- Active: September 1, 1864 - June 28, 1865
- Allegiance: Union
- Branch: Union Army
- Type: Infantry
- Engagements: American Civil War

Commanders
- Notable commanders: William Forbes

= 42nd Missouri Infantry Regiment =

Regiment in the Union Army during the American Civil War

The 42nd Missouri Infantry Regiment was an infantry regiment that served in the Union Army during the American Civil War.

== Service ==

The 42nd Missouri Infantry Regiment was organized at Macon, Missouri in September 1864, attached to the District of Northern Missouri in the Department of Missouri. It was transferred to Tullahoma, Tennessee in the Department of the Cumberland in December, and was assigned as an unattached unit to the 4th Division of XX Corps in February 1865; the regiment would spend the rest of its service there with the Department of the Cumberland. After being assigned to the 2nd Brigade of the Defenses of the Nashville & Chattanooga Railroad in March, the regiment and its brigade became part of the 1st Sub-District of the District of Middle Tennessee in April. During March, the regiment moved to Shelbyville for garrison duty, and Companies H, I, and K were mustered out on 22 March. The remainder of the regiment was moved to Nashville on 23 June and mustered out there on June 28, 1865, having lost six enlisted men killed or mortally wounded and 124 to disease for a total of 134 casualties.

== Detailed Service ==

The organization of this regiment was commenced early in Aug., 1864. By the middle of September it numbered 900 men and was then for some time engaged in the guerrilla warfare in Missouri and in Price's Raid. Toward the latter part of November the command was concentrated at Benton Barracks, St. Louis, where the officers received their commissions and the regiment was mustered in, the last companies being mustered on the 29th.

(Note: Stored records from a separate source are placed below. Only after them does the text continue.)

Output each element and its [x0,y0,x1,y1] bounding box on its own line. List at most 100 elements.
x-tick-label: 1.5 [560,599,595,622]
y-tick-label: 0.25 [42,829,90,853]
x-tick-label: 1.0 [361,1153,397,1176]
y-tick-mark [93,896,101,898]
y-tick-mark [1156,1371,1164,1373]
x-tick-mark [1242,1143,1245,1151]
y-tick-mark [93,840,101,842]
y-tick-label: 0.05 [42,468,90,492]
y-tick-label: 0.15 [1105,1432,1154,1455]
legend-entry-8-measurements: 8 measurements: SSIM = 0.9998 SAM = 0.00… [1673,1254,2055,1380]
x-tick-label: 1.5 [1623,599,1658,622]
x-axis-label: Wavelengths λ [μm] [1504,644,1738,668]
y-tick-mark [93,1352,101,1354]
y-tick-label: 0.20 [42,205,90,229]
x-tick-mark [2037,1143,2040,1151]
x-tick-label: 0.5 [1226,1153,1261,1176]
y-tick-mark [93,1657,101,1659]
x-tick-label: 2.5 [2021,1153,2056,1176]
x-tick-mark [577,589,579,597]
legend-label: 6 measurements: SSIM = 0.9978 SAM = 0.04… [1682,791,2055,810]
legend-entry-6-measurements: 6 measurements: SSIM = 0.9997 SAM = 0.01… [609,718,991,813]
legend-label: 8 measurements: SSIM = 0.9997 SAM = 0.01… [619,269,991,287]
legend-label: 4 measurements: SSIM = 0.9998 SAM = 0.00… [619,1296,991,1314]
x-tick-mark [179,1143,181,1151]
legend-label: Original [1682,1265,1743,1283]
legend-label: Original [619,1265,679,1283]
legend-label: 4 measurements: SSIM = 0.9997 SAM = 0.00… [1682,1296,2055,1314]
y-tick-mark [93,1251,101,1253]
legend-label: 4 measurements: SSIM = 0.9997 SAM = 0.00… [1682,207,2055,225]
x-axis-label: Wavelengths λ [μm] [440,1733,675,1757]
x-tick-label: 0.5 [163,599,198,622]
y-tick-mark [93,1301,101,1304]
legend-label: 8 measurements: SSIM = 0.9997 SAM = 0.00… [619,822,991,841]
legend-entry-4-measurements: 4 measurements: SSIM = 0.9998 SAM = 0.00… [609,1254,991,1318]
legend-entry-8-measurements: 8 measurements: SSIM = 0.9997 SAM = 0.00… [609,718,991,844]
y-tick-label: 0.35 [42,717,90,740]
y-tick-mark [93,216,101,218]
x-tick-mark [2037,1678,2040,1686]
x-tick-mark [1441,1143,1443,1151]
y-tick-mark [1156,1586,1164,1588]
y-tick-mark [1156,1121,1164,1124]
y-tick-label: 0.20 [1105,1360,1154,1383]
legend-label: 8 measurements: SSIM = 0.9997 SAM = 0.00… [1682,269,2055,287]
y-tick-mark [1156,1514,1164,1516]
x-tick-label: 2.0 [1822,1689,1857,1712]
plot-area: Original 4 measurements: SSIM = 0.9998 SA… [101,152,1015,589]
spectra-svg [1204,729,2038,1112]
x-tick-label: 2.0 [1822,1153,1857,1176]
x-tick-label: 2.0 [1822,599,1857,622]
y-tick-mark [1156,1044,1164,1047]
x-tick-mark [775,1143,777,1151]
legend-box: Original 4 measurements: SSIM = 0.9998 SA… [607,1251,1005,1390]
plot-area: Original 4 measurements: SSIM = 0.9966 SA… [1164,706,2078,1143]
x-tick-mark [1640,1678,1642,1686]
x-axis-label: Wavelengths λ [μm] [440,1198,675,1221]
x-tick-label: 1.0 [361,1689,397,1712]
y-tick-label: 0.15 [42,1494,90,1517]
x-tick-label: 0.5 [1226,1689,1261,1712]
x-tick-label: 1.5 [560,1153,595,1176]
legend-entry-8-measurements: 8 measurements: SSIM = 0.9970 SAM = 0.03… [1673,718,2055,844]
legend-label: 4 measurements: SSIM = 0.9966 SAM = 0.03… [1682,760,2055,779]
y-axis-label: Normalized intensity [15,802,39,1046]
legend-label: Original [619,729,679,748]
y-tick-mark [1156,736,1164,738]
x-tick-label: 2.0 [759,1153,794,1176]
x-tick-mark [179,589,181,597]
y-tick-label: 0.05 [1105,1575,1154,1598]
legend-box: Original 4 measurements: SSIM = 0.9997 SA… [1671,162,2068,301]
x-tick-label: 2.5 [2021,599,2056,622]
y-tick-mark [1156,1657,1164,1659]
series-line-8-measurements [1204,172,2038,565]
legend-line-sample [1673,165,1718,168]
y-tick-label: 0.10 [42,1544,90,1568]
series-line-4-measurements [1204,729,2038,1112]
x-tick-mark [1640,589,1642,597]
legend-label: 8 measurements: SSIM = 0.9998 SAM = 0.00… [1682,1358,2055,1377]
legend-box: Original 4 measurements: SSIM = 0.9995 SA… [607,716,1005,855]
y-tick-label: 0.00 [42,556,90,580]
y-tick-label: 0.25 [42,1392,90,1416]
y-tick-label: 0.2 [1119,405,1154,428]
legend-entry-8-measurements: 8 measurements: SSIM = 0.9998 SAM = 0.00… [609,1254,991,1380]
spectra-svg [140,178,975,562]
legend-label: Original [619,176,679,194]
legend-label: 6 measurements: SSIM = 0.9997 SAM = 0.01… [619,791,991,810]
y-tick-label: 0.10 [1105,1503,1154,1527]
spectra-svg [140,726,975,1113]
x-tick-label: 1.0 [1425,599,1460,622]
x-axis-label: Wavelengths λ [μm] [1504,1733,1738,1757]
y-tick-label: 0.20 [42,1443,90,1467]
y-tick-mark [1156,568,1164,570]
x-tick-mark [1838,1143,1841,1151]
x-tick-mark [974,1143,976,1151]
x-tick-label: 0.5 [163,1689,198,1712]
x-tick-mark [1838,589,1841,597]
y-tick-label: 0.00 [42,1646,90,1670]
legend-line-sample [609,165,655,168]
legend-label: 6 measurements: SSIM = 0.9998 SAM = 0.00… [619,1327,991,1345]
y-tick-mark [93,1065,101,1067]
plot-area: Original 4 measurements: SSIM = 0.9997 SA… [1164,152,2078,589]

The same day the regiment embarked on transports for Paducah, where it received orders to report to Gen. George Thomas at Nashville, Tenn. Before reaching Nashville it was sent to Fort Donelson, which place was then threatened by the Confederate Gen. Hylan B. Lyon, and remained there until Dec. 30, losing 150 men by small-pox, measles and incidental camp diseases. On the 31st the regiment arrived at Nashville and reported to Gen. Thomas, who sent it to garrison the post at Tullahoma, and there it remained until mustered out. Three companies were mustered out on March 22, and the remainder on June 28, 1865.